The godly man has perished from the earth, and there is none upright among men; they all lie in wait for blood, and each hunts his brother with a net. . . The best of them is like a brier, the most upright of them a thorn hedge. . . Put no trust in a neighbor, have no confidence in a friend; guard the doors of your mouth from her who lies in your bosom; for the son treats the father with contempt, the daughter rises up against her mother, the daughter-in-law against her mother-in-law; a man’s enemies are the men of his own house.
So what’s the solution? One answer comes in Micah 6:8 (in the Living Bible), that God “has told you what he wants, and this is all it is: to be fair, just, merciful, and to walk humbly with your God.”
– The Scribe
The upper image is courtesy of Wikipedia. The “seek justice” image is courtesy of http://thefinestkind.files.wordpress.com/2011/11/img_1748.jpg?w=529&h=396.
As always, to see the full readings for the upcoming Sunday, see The Lectionary Page.
As to “Another commentator wrote.” What the commentator wrote was, “We may learn from the present psalm  that the great saints of old were accustomed to pray very much in the same fashion as we do.” Treasury of David—Psalm 86 – The Spurgeon Archive. , emphasis added. Which again is a reminder that those who lived in Bible times – and indeed took part in writing the Bible – may not have been that different from us, or “special.”

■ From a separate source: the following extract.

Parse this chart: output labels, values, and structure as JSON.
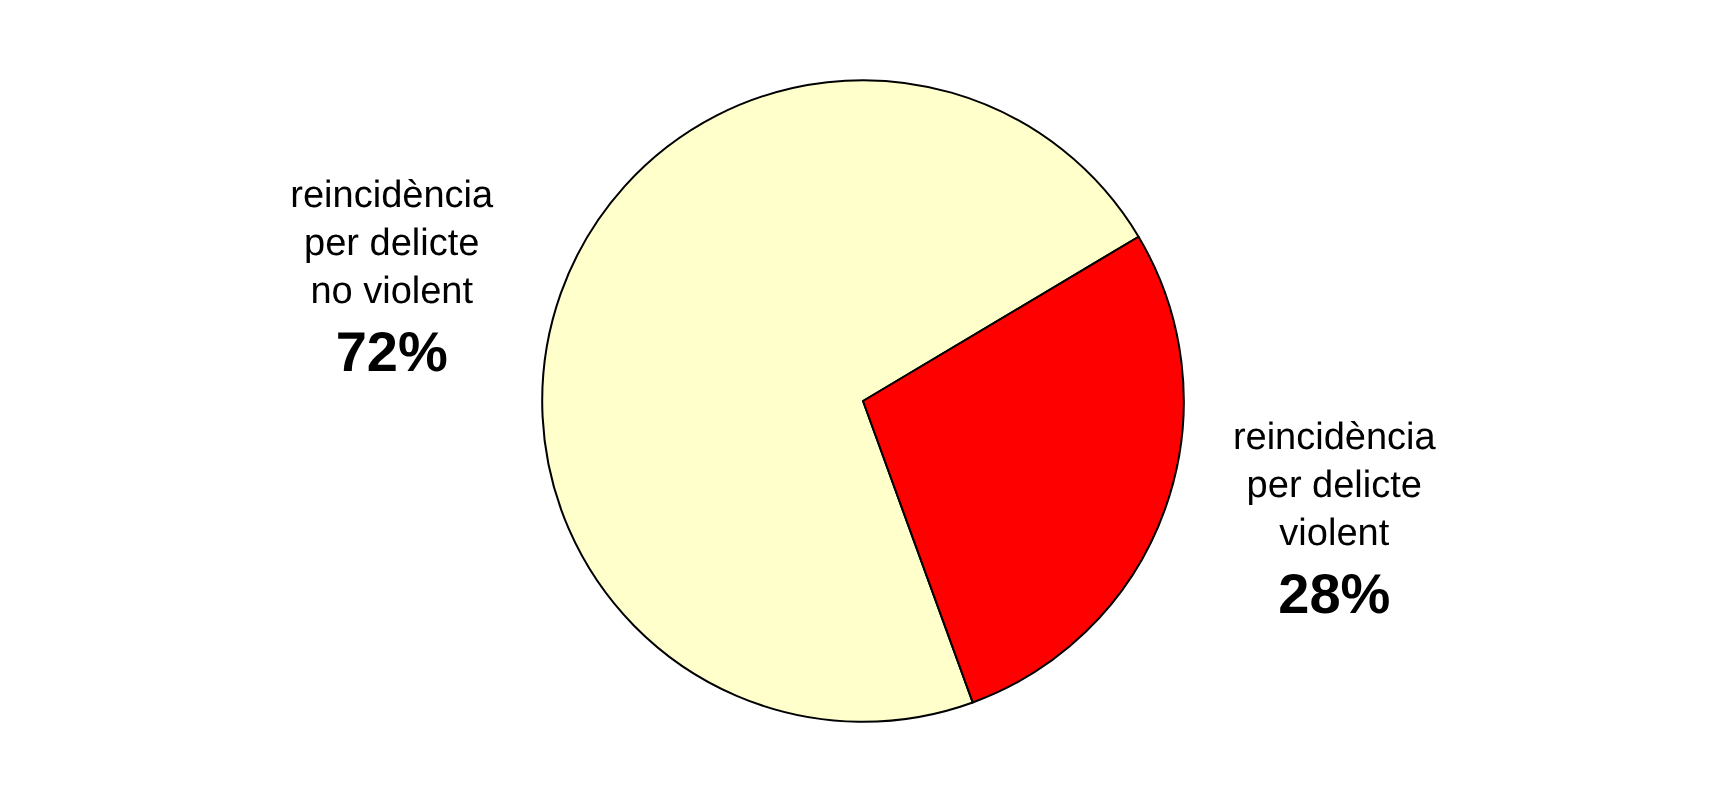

As to Micah 6:8, Cliff’s Notes on the Old Testament (1965 copyright, 1988 printing) called it “a clear statement of the prophetic religion at its best.” It further noted that Micah understood “that Yahweh desires moral qualities on the part of his worshipers [sic] rather than sacrifices and burnt offerings,” and that he – Micah – had captured “the nature of true religion and the moral qualities it is designed to promote.” (In other words it’s always easier to follow the letter of the law, rather than trying to live that darned-hard-to-implement spirit of the law. See 2d Corinthians 3:6.)

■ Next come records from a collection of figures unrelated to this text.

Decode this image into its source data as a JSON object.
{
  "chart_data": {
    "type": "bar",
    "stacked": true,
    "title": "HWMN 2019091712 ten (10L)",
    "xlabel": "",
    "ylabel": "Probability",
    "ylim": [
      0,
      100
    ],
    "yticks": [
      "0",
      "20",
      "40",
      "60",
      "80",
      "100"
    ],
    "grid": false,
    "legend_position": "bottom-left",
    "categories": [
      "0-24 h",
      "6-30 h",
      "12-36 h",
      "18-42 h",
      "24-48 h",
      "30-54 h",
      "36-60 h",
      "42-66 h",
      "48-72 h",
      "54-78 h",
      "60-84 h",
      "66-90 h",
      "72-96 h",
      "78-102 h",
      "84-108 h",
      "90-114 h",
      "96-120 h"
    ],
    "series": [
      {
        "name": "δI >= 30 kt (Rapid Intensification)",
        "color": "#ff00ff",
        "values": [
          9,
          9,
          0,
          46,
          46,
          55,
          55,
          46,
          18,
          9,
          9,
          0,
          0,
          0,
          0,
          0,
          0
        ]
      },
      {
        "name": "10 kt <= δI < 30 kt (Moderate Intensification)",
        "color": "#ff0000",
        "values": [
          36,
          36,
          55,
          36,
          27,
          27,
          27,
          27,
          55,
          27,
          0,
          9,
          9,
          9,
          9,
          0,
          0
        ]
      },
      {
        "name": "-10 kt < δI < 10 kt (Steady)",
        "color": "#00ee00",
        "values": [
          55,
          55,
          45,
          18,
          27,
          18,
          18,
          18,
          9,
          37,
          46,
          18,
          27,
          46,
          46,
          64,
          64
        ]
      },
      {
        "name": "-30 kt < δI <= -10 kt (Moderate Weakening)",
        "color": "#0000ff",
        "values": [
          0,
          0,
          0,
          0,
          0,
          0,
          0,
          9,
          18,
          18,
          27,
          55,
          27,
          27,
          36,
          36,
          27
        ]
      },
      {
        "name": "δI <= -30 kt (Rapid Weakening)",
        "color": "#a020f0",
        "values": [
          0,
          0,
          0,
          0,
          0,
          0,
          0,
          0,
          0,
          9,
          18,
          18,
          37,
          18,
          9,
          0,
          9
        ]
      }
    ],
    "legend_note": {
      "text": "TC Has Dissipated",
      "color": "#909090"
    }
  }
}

See also What does it mean to do justly, love mercy, and walk humbly …:
One of the most popular verses among both Jews and Christians promoting social justice is Micah 6:8. . . The message of Micah is still pertinent today. Religious rites, no matter how extravagant, can never compensate for a lack of love (1 Corinthians 13:3). External compliance to rules is not as valuable in God’s eyes as a humble heart that simply does what is right. God’s people today will continue to desire justice, mercy, and humility before the Lord.